Утром, когда я вернулся, мы выстроились в парадных мундирах под моросящим декабрьским дождём для принятия присяги. Держа фуражки под левой рукой, подняв вверх правую со сдвинутыми вместе указательным и средним пальцами, мы стояли перед мирно дремлющим в кресле командиром, военным капелланом и унтер-офицером, держащим красно-бело-красный военно-морской флаг.

Мы поклялись в вечной верности нашему государю и правителю Карлу, милостью Божией императору Австрии, апостолическому королю Венгрии, королю Богемии, Хорватии... и так далее, целый список сказочных названий вроде Иллирии и Лодомерии, закончившийся последним штрихом — ...и королю Иерусалима.

Капеллан совершил мессу.

— Вольно, разойтись! — проревел унтер-офицер, фрегаттенкапитан фон Лёш проснулся и стал выяснять, в чём дело, мы вернулись к службе, и на этом всё закончилось — император умер, да здравствует император.

Через полтора часа мне позвонили из штаба. В столовой младшего состава возникли беспорядки, не мог бы я пойти туда, поскольку они требуют офицера?

Я нацепил саблю и фуражку, поспешил под дождём к столовой через засыпанную шлаком площадь, вошёл и был встречен молчанием. Люди сидели за столами перед тарелками, но никто не поднялся меня поприветствовать. С возглавлявшим продовольственную комиссию словацким телеграфистом по имени Кучар я уже встречался раньше. Теперь он стоял передо мной с каменным лицом, держа в руках тарелку с двумя продолговатыми кусочками непонятной субстанции, смахивающей на прессованный песок.

— Ну, Кучар, в чём дело? Почему никто не ужинает?

— Осмелюсь доложить, герр шиффслейтенант, мы не станем есть эту дрянь. Это полента.

Я повнимательнее взглянул на неаппетитные ломтики на тарелке. Это действительно была полента — унылый пудинг из варёной кукурузной муки, занимающий почётное место в рационе жителей северной Италии.

В качестве гарнира к чему-то ещё — например, к тушёному по-фриульски зайцу с зелёным горошком — полента, по крайней мере, была съедобной, пускай и на любителя, и хотя сама по себе она довольно противная, со временем к ней можно привыкнуть.
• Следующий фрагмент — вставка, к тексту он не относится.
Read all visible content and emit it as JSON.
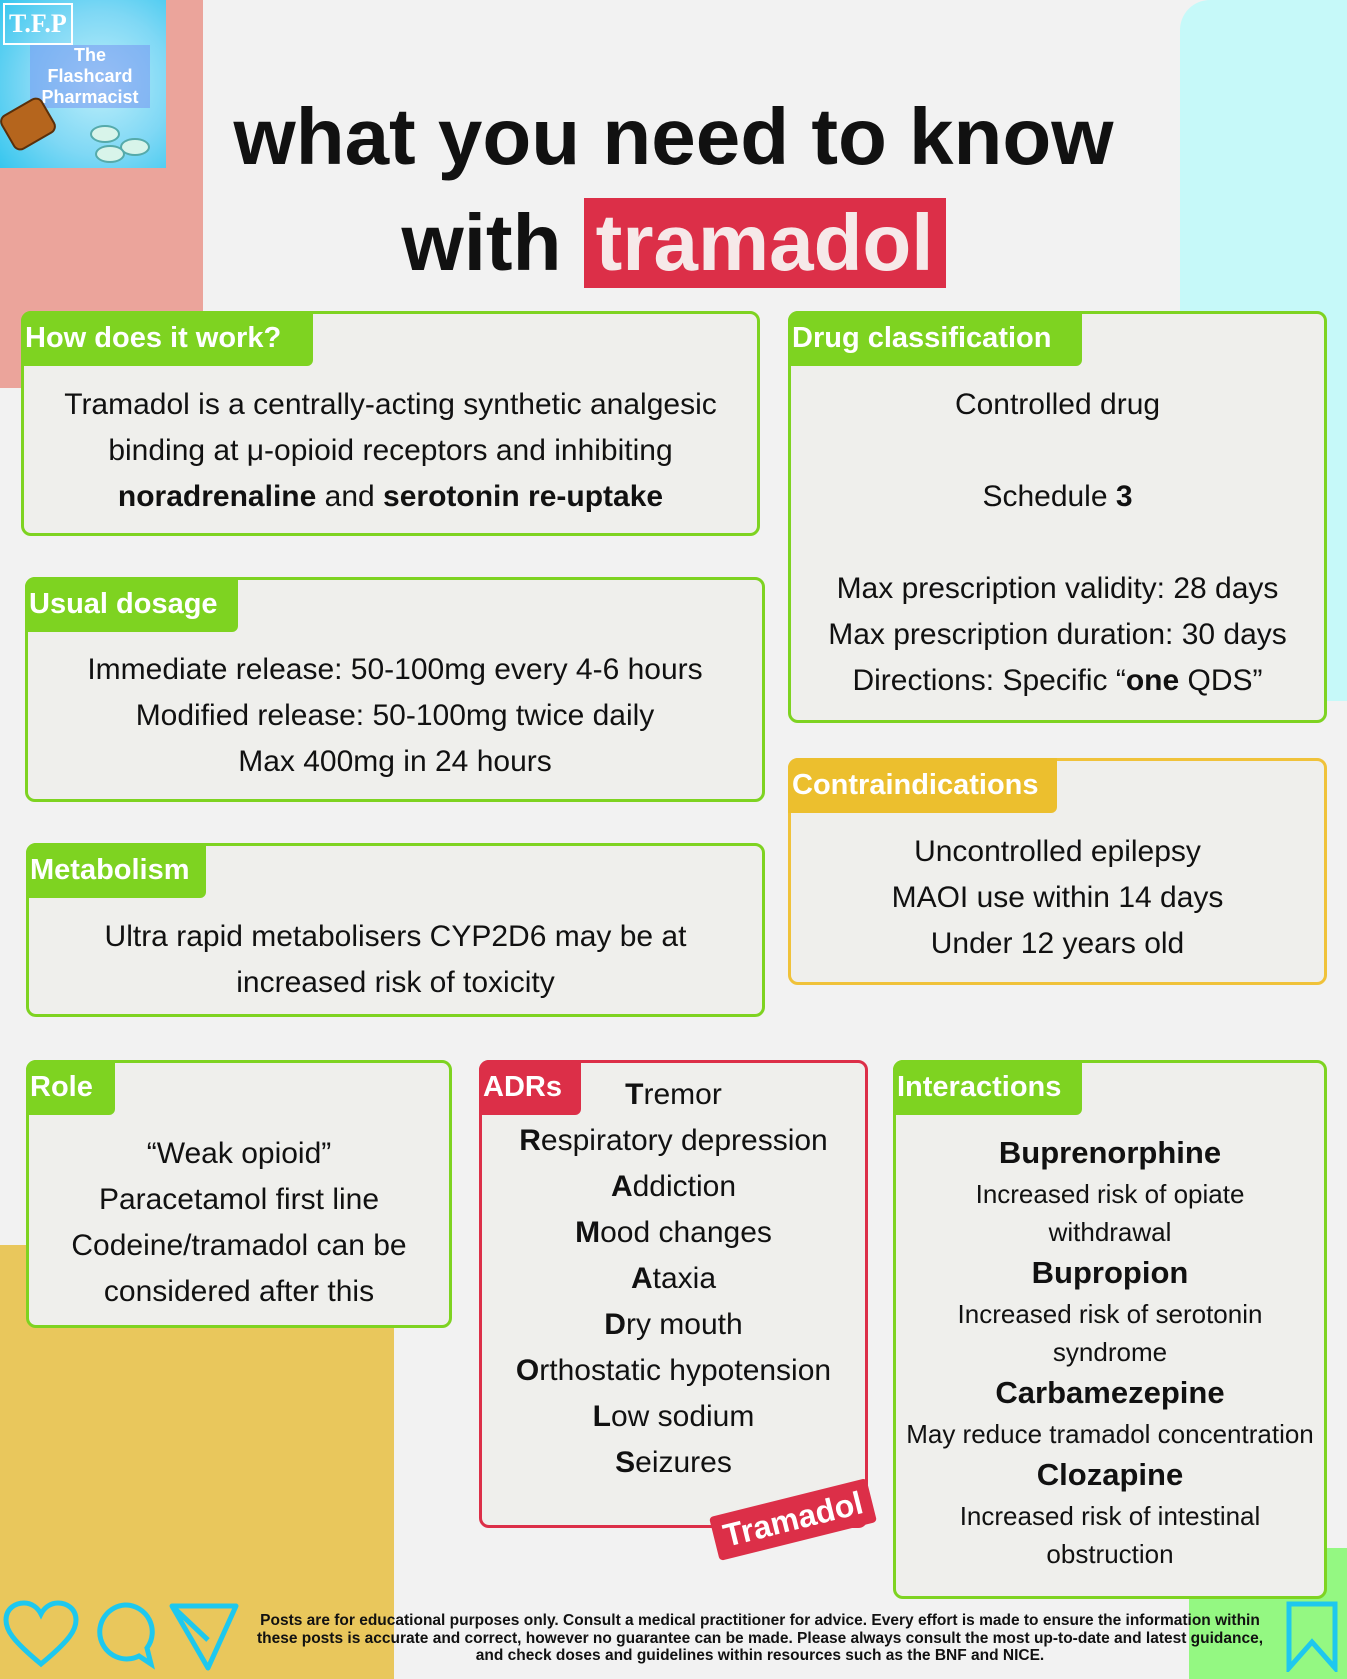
{
  "logo": {
    "short": "T.F.P",
    "name": "The Flashcard Pharmacist"
  },
  "title": {
    "line1": "what you need to know",
    "with": "with",
    "drug": "tramadol"
  },
  "how": {
    "label": "How does it work?",
    "lines": [
      [
        {
          "t": "Tramadol is a centrally-acting synthetic analgesic",
          "b": false
        }
      ],
      [
        {
          "t": "binding at μ-opioid receptors and inhibiting",
          "b": false
        }
      ],
      [
        {
          "t": "noradrenaline",
          "b": true
        },
        {
          "t": " and ",
          "b": false
        },
        {
          "t": "serotonin re-uptake",
          "b": true
        }
      ]
    ]
  },
  "dosage": {
    "label": "Usual dosage",
    "lines": [
      "Immediate release: 50-100mg every 4-6 hours",
      "Modified release: 50-100mg twice daily",
      "Max 400mg in 24 hours"
    ]
  },
  "metabolism": {
    "label": "Metabolism",
    "lines": [
      "Ultra rapid metabolisers CYP2D6 may be at",
      "increased risk of toxicity"
    ]
  },
  "classification": {
    "label": "Drug classification",
    "controlled": "Controlled drug",
    "schedule_text": "Schedule ",
    "schedule_num": "3",
    "validity": "Max prescription validity: 28 days",
    "duration": "Max prescription duration: 30 days",
    "directions_pre": "Directions: Specific “",
    "directions_bold": "one",
    "directions_post": " QDS”"
  },
  "contra": {
    "label": "Contraindications",
    "lines": [
      "Uncontrolled epilepsy",
      "MAOI use within 14 days",
      "Under 12 years old"
    ]
  },
  "role": {
    "label": "Role",
    "lines": [
      "“Weak opioid”",
      "Paracetamol first line",
      "Codeine/tramadol can be",
      "considered after this"
    ]
  },
  "adrs": {
    "label": "ADRs",
    "items": [
      {
        "i": "T",
        "r": "remor"
      },
      {
        "i": "R",
        "r": "espiratory depression"
      },
      {
        "i": "A",
        "r": "ddiction"
      },
      {
        "i": "M",
        "r": "ood changes"
      },
      {
        "i": "A",
        "r": "taxia"
      },
      {
        "i": "D",
        "r": "ry mouth"
      },
      {
        "i": "O",
        "r": "rthostatic hypotension"
      },
      {
        "i": "L",
        "r": "ow sodium"
      },
      {
        "i": "S",
        "r": "eizures"
      }
    ],
    "stamp": "Tramadol"
  },
  "interactions": {
    "label": "Interactions",
    "items": [
      {
        "drug": "Buprenorphine",
        "notes": [
          "Increased risk of opiate",
          "withdrawal"
        ]
      },
      {
        "drug": "Bupropion",
        "notes": [
          "Increased risk of serotonin",
          "syndrome"
        ]
      },
      {
        "drug": "Carbamezepine",
        "notes": [
          "May reduce tramadol concentration"
        ]
      },
      {
        "drug": "Clozapine",
        "notes": [
          "Increased risk of intestinal",
          "obstruction"
        ]
      }
    ]
  },
  "footer": {
    "disclaimer": "Posts are for educational purposes only.  Consult a medical practitioner for advice. Every effort is made to ensure the information within these posts is accurate and correct, however no guarantee can be made. Please always consult the most up-to-date and latest guidance, and check doses and guidelines within resources such as the BNF and NICE."
  },
  "social_icons": [
    "heart-icon",
    "comment-icon",
    "send-icon",
    "bookmark-icon"
  ],
  "colors": {
    "green": "#7ed321",
    "red": "#dc2f48",
    "yellow": "#ecbf2e",
    "icon": "#1ec8ee"
  }
}
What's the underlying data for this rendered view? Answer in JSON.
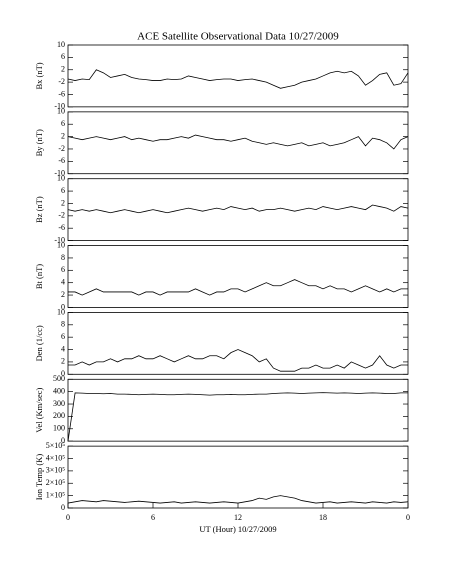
{
  "chart_data": [
    {
      "type": "line",
      "title": "ACE Satellite Observational Data   10/27/2009",
      "ylabel": "Bx (nT)",
      "color": "#000000",
      "xlim": [
        0,
        24
      ],
      "ylim": [
        -10,
        10
      ],
      "yticks": [
        -10,
        -6,
        -2,
        2,
        6,
        10
      ],
      "x": [
        0,
        0.5,
        1,
        1.5,
        2,
        2.5,
        3,
        3.5,
        4,
        4.5,
        5,
        5.5,
        6,
        6.5,
        7,
        7.5,
        8,
        8.5,
        9,
        9.5,
        10,
        10.5,
        11,
        11.5,
        12,
        12.5,
        13,
        13.5,
        14,
        14.5,
        15,
        15.5,
        16,
        16.5,
        17,
        17.5,
        18,
        18.5,
        19,
        19.5,
        20,
        20.5,
        21,
        21.5,
        22,
        22.5,
        23,
        23.5,
        24
      ],
      "values": [
        -1,
        -1.5,
        -1,
        -1.2,
        2,
        1,
        -0.5,
        0,
        0.5,
        -0.5,
        -1,
        -1.2,
        -1.5,
        -1.5,
        -1,
        -1.2,
        -1,
        0,
        -0.5,
        -1,
        -1.5,
        -1.2,
        -1,
        -1,
        -1.5,
        -1.2,
        -1,
        -1.5,
        -2,
        -3,
        -4,
        -3.5,
        -3,
        -2,
        -1.5,
        -1,
        0,
        1,
        1.5,
        1,
        1.5,
        0,
        -3,
        -1.5,
        0.5,
        1,
        -3,
        -2.5,
        1
      ]
    },
    {
      "type": "line",
      "ylabel": "By (nT)",
      "color": "#000000",
      "xlim": [
        0,
        24
      ],
      "ylim": [
        -10,
        10
      ],
      "yticks": [
        -10,
        -6,
        -2,
        2,
        6,
        10
      ],
      "x": [
        0,
        0.5,
        1,
        1.5,
        2,
        2.5,
        3,
        3.5,
        4,
        4.5,
        5,
        5.5,
        6,
        6.5,
        7,
        7.5,
        8,
        8.5,
        9,
        9.5,
        10,
        10.5,
        11,
        11.5,
        12,
        12.5,
        13,
        13.5,
        14,
        14.5,
        15,
        15.5,
        16,
        16.5,
        17,
        17.5,
        18,
        18.5,
        19,
        19.5,
        20,
        20.5,
        21,
        21.5,
        22,
        22.5,
        23,
        23.5,
        24
      ],
      "values": [
        2,
        1.5,
        1,
        1.5,
        2,
        1.5,
        1,
        1.5,
        2,
        1,
        1.5,
        1,
        0.5,
        1,
        1,
        1.5,
        2,
        1.5,
        2.5,
        2,
        1.5,
        1,
        1,
        0.5,
        1,
        1.5,
        0.5,
        0,
        -0.5,
        0,
        -0.5,
        -1,
        -0.5,
        0,
        -1,
        -0.5,
        0,
        -1,
        -0.5,
        0,
        1,
        2,
        -1,
        1.5,
        1,
        0,
        -2,
        1,
        2
      ]
    },
    {
      "type": "line",
      "ylabel": "Bz (nT)",
      "color": "#000000",
      "xlim": [
        0,
        24
      ],
      "ylim": [
        -10,
        10
      ],
      "yticks": [
        -10,
        -6,
        -2,
        2,
        6,
        10
      ],
      "x": [
        0,
        0.5,
        1,
        1.5,
        2,
        2.5,
        3,
        3.5,
        4,
        4.5,
        5,
        5.5,
        6,
        6.5,
        7,
        7.5,
        8,
        8.5,
        9,
        9.5,
        10,
        10.5,
        11,
        11.5,
        12,
        12.5,
        13,
        13.5,
        14,
        14.5,
        15,
        15.5,
        16,
        16.5,
        17,
        17.5,
        18,
        18.5,
        19,
        19.5,
        20,
        20.5,
        21,
        21.5,
        22,
        22.5,
        23,
        23.5,
        24
      ],
      "values": [
        0,
        -0.5,
        0,
        -0.5,
        0,
        -0.5,
        -1,
        -0.5,
        0,
        -0.5,
        -1,
        -0.5,
        0,
        -0.5,
        -1,
        -0.5,
        0,
        0.5,
        0,
        -0.5,
        0,
        0.5,
        0,
        1,
        0.5,
        0,
        0.5,
        -0.5,
        0,
        0,
        0.5,
        0,
        -0.5,
        0,
        0.5,
        0,
        1,
        0.5,
        0,
        0.5,
        1,
        0.5,
        0,
        1.5,
        1,
        0.5,
        -0.5,
        1,
        0.5
      ]
    },
    {
      "type": "line",
      "ylabel": "Bt (nT)",
      "color": "#000000",
      "xlim": [
        0,
        24
      ],
      "ylim": [
        0,
        10
      ],
      "yticks": [
        0,
        2,
        4,
        6,
        8,
        10
      ],
      "x": [
        0,
        0.5,
        1,
        1.5,
        2,
        2.5,
        3,
        3.5,
        4,
        4.5,
        5,
        5.5,
        6,
        6.5,
        7,
        7.5,
        8,
        8.5,
        9,
        9.5,
        10,
        10.5,
        11,
        11.5,
        12,
        12.5,
        13,
        13.5,
        14,
        14.5,
        15,
        15.5,
        16,
        16.5,
        17,
        17.5,
        18,
        18.5,
        19,
        19.5,
        20,
        20.5,
        21,
        21.5,
        22,
        22.5,
        23,
        23.5,
        24
      ],
      "values": [
        2.5,
        2.5,
        2,
        2.5,
        3,
        2.5,
        2.5,
        2.5,
        2.5,
        2.5,
        2,
        2.5,
        2.5,
        2,
        2.5,
        2.5,
        2.5,
        2.5,
        3,
        2.5,
        2,
        2.5,
        2.5,
        3,
        3,
        2.5,
        3,
        3.5,
        4,
        3.5,
        3.5,
        4,
        4.5,
        4,
        3.5,
        3.5,
        3,
        3.5,
        3,
        3,
        2.5,
        3,
        3.5,
        3,
        2.5,
        3,
        2.5,
        3,
        3
      ]
    },
    {
      "type": "line",
      "ylabel": "Den (1/cc)",
      "color": "#000000",
      "xlim": [
        0,
        24
      ],
      "ylim": [
        0,
        10
      ],
      "yticks": [
        0,
        2,
        4,
        6,
        8,
        10
      ],
      "x": [
        0,
        0.5,
        1,
        1.5,
        2,
        2.5,
        3,
        3.5,
        4,
        4.5,
        5,
        5.5,
        6,
        6.5,
        7,
        7.5,
        8,
        8.5,
        9,
        9.5,
        10,
        10.5,
        11,
        11.5,
        12,
        12.5,
        13,
        13.5,
        14,
        14.5,
        15,
        15.5,
        16,
        16.5,
        17,
        17.5,
        18,
        18.5,
        19,
        19.5,
        20,
        20.5,
        21,
        21.5,
        22,
        22.5,
        23,
        23.5,
        24
      ],
      "values": [
        1.5,
        1.5,
        2,
        1.5,
        2,
        2,
        2.5,
        2,
        2.5,
        2.5,
        3,
        2.5,
        2.5,
        3,
        2.5,
        2,
        2.5,
        3,
        2.5,
        2.5,
        3,
        3,
        2.5,
        3.5,
        4,
        3.5,
        3,
        2,
        2.5,
        1,
        0.5,
        0.5,
        0.5,
        1,
        1,
        1.5,
        1,
        1,
        1.5,
        1,
        2,
        1.5,
        1,
        1.5,
        3,
        1.5,
        1,
        1.5,
        1.5
      ]
    },
    {
      "type": "line",
      "ylabel": "Vel (Km/sec)",
      "color": "#000000",
      "xlim": [
        0,
        24
      ],
      "ylim": [
        0,
        500
      ],
      "yticks": [
        0,
        100,
        200,
        300,
        400,
        500
      ],
      "x": [
        0,
        0.5,
        1,
        1.5,
        2,
        2.5,
        3,
        3.5,
        4,
        4.5,
        5,
        5.5,
        6,
        6.5,
        7,
        7.5,
        8,
        8.5,
        9,
        9.5,
        10,
        10.5,
        11,
        11.5,
        12,
        12.5,
        13,
        13.5,
        14,
        14.5,
        15,
        15.5,
        16,
        16.5,
        17,
        17.5,
        18,
        18.5,
        19,
        19.5,
        20,
        20.5,
        21,
        21.5,
        22,
        22.5,
        23,
        23.5,
        24
      ],
      "values": [
        0,
        390,
        388,
        385,
        385,
        383,
        385,
        380,
        380,
        378,
        375,
        378,
        380,
        378,
        375,
        375,
        378,
        380,
        378,
        375,
        372,
        375,
        375,
        378,
        375,
        375,
        378,
        380,
        380,
        385,
        388,
        390,
        388,
        385,
        388,
        390,
        392,
        390,
        388,
        390,
        388,
        385,
        388,
        390,
        388,
        385,
        385,
        390,
        390
      ]
    },
    {
      "type": "line",
      "ylabel": "Ion Temp (K)",
      "xlabel": "UT (Hour)  10/27/2009",
      "color": "#000000",
      "xlim": [
        0,
        24
      ],
      "xticks": [
        0,
        6,
        12,
        18,
        {
          "value": 24,
          "label": "0"
        }
      ],
      "ylim": [
        0,
        500000
      ],
      "yticks": [
        0,
        {
          "value": 100000,
          "label": "1×10⁵"
        },
        {
          "value": 200000,
          "label": "2×10⁵"
        },
        {
          "value": 300000,
          "label": "3×10⁵"
        },
        {
          "value": 400000,
          "label": "4×10⁵"
        },
        {
          "value": 500000,
          "label": "5×10⁵"
        }
      ],
      "x": [
        0,
        0.5,
        1,
        1.5,
        2,
        2.5,
        3,
        3.5,
        4,
        4.5,
        5,
        5.5,
        6,
        6.5,
        7,
        7.5,
        8,
        8.5,
        9,
        9.5,
        10,
        10.5,
        11,
        11.5,
        12,
        12.5,
        13,
        13.5,
        14,
        14.5,
        15,
        15.5,
        16,
        16.5,
        17,
        17.5,
        18,
        18.5,
        19,
        19.5,
        20,
        20.5,
        21,
        21.5,
        22,
        22.5,
        23,
        23.5,
        24
      ],
      "values": [
        40000,
        50000,
        60000,
        55000,
        50000,
        60000,
        55000,
        50000,
        45000,
        50000,
        55000,
        50000,
        45000,
        40000,
        45000,
        50000,
        40000,
        45000,
        50000,
        45000,
        40000,
        45000,
        50000,
        45000,
        40000,
        50000,
        60000,
        80000,
        70000,
        90000,
        100000,
        90000,
        80000,
        60000,
        50000,
        40000,
        45000,
        50000,
        40000,
        45000,
        50000,
        45000,
        40000,
        50000,
        45000,
        40000,
        50000,
        45000,
        50000
      ]
    }
  ]
}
Но как самостоятельное блюдо — это самая отвратительная еда, похожая на холодные кусочки засохшей овсянки, только ещё безвкуснее. Я ткнул её пальцем.

— Глупости, Кучар, это совершенно хорошая полента.

— Со всем уважением, герр шиффслейтенант, нам плевать, совершенно хорошая она или совершенно плохая — это полента, и мы не собираемся её есть. Только распоследние бедняки едят поленту.

И тут он, конечно, был в чём-то прав — вдоль побережья Далмации нищета и полента идут рука об руку, как братья-близнецы. Для выходцев с островов и из портовых городков употреблять в пищу поленту означало окончательно скатиться в нищету — всё равно что есть конину для англичанина или сидеть на требухе с чёрными бобами для белого жителя Миссисипи. В конце концов пришлось потребовать, чтобы интендант открыл склады и выдал всем хлеб и бекон. Но в ближайшем будущем их ждали времена, когда они станут есть поленту и даже будут ей рады.